Insulin stimulates the translocation fatty acid transport protein 1 (FATP1) to plasma membrane, and thus greater free fatty acid (FFA) uptake, in adipocyte cell models. Whether insulin stimulates greater FFA clearance into adipose tissue in vivo is unknown. We tested this hypothesis by comparing direct FFA storage in subcutaneous adipose tissue during insulin versus niacin-medicated suppression of lipolysis.

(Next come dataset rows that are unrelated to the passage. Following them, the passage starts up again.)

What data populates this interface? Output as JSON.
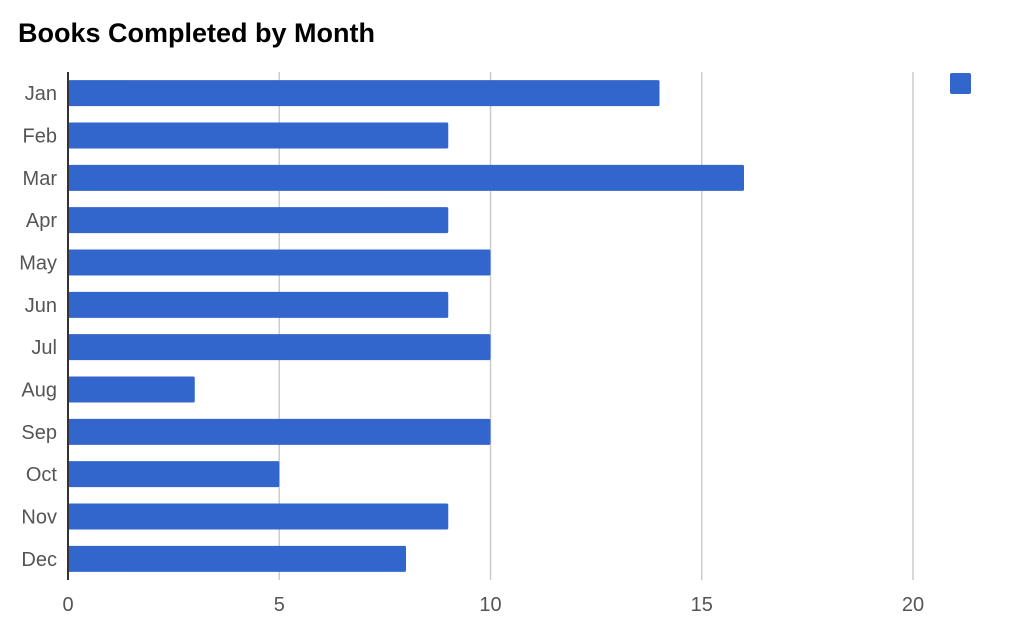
{
  "chart_data": {
    "type": "bar",
    "orientation": "horizontal",
    "title": "Books Completed by Month",
    "xlabel": "",
    "ylabel": "",
    "categories": [
      "Jan",
      "Feb",
      "Mar",
      "Apr",
      "May",
      "Jun",
      "Jul",
      "Aug",
      "Sep",
      "Oct",
      "Nov",
      "Dec"
    ],
    "values": [
      14,
      9,
      16,
      9,
      10,
      9,
      10,
      3,
      10,
      5,
      9,
      8
    ],
    "xlim": [
      0,
      22
    ],
    "xticks": [
      0,
      5,
      10,
      15,
      20
    ],
    "grid": true,
    "legend": {
      "position": "top-right",
      "entries": [
        ""
      ]
    },
    "colors": {
      "bar": "#3366cc",
      "grid": "#cccccc",
      "axis": "#333333",
      "label": "#555555"
    }
  }
}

We measured direct FFA storage in abdominal and femoral subcutaneous fat in 10 and 11 adults, respectively, during euglycemic hyperinsulinemia or after oral niacin to suppress FFA compared with 11 saline control experiments. Direct palmitate storage was assessed using a [U-(13)C]palmitate infusion to measure palmitate kinetics and an intravenous palmitate radiotracer bolus/timed biopsy. Plasma palmitate concentrations and flux were suppressed to 23 ± 3 and 26 ± 5 µmol ⋅ L(-1) (P = 0.91) and 44 ± 4 and 39 ± 5 µmol ⋅ min(-1) (P = 0.41) in the insulin and niacin groups, respectively, much less (P < 0.001) than the saline control group (102 ± 8 and 104 ± 12 µmol ⋅ min(-1), respectively). In the insulin, niacin, and saline groups, abdominal palmitate storage rates were 0.25 ± 0.05 vs. 0.25 ± 0.07 vs. 0.32 ± 0.05 µmol ⋅ kg adipose lipid(-1) ⋅ min(-1), respectively (P = NS), and femoral adipose storage rates were 0.19 ± 0.06 vs. 0.20 ± 0.05 vs. 0.31 ± 0.05 µmol ⋅ kg adipose lipid(-1) ⋅ min(-1), respectively (P = NS). In conclusion, insulin does not increase FFA storage in adipose tissue compared with niacin, which suppresses lipolysis via a different pathway.